Les enseignants assommés par la responsabilisation
Manon Bouchareu démonte magnifiquement cet antagonisme. Elle dénonce « les effets délétères du refoulement des affects par le modèle gestionnaire actuellement poursuivi par l’Ecole. En particulier : le report des échecs du système scolaire sur la responsabilité individuelle des agents ; et le renforcement de logiques sélectives à différents niveaux ». D’une certaine façon les échecs même du système le poussent à chercher davantage de performance et à renforcer le modèle gestionnaire.

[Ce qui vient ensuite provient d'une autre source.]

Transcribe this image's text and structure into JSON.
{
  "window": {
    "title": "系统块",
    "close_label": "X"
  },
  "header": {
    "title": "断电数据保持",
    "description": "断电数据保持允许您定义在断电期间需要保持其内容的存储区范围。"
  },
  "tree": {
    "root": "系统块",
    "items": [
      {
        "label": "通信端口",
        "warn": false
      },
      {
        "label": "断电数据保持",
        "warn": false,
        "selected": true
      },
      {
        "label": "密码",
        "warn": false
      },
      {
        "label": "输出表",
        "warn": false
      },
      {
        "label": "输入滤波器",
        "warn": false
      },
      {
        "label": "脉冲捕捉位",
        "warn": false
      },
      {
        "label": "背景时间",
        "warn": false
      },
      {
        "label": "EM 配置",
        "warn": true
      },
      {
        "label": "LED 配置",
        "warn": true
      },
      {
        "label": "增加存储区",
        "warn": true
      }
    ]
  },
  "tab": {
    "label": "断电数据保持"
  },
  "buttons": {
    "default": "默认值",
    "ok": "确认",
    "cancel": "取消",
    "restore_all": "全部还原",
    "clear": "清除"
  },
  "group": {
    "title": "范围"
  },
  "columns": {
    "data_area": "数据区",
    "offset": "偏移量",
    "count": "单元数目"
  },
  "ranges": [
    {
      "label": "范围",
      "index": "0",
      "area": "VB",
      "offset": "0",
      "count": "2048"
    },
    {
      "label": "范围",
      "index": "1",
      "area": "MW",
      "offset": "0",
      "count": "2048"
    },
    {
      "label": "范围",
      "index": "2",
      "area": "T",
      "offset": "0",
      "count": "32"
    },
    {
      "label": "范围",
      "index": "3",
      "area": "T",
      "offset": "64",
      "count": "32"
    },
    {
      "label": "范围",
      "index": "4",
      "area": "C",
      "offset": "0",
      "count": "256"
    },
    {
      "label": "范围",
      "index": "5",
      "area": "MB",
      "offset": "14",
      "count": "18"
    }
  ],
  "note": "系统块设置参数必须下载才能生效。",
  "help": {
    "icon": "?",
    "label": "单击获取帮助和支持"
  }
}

Elle dénonce la situation des enseignants : » la responsabilisation dont ils font l’objet les enjoint à souscrire à de – très – copieux référentiels professionnels, à s’engager dans d’ambitieux projets d’école, à se reconnaître et faire corps derrière des annonces ministérielles intempestives et à s’adapter à de très nombreuses et discrètes modifications de service, distillées au fil des rentrées. La multiplication des injonctions, le foisonnement de dispositifs marginaux, fragiles et éphémères, amputent ainsi progressivement le pouvoir d’agir des professionnel•le•s de l’éducation ».
Une réelle force de transformation de l’école
L’enseignant doit à la fois faire face seul à la relation avec les élèves , forcément emprunte d’émotions et d’affects et assurer la rentabilité du système en ignorant la singularité de chaque élève, de son développement, de ses choix de vie. Tout cela produit un climat de suspicion générale qui empêche le travail en équipe, décourage les enseignants et les élèves et luit à la rentabilité finale du système. L’ouvrage file ainsi la comparaison avec d’autres métiers où le professionnel est pris dans des injonctions contradictoires entre efficacité et éthique, comme les métiers des soins.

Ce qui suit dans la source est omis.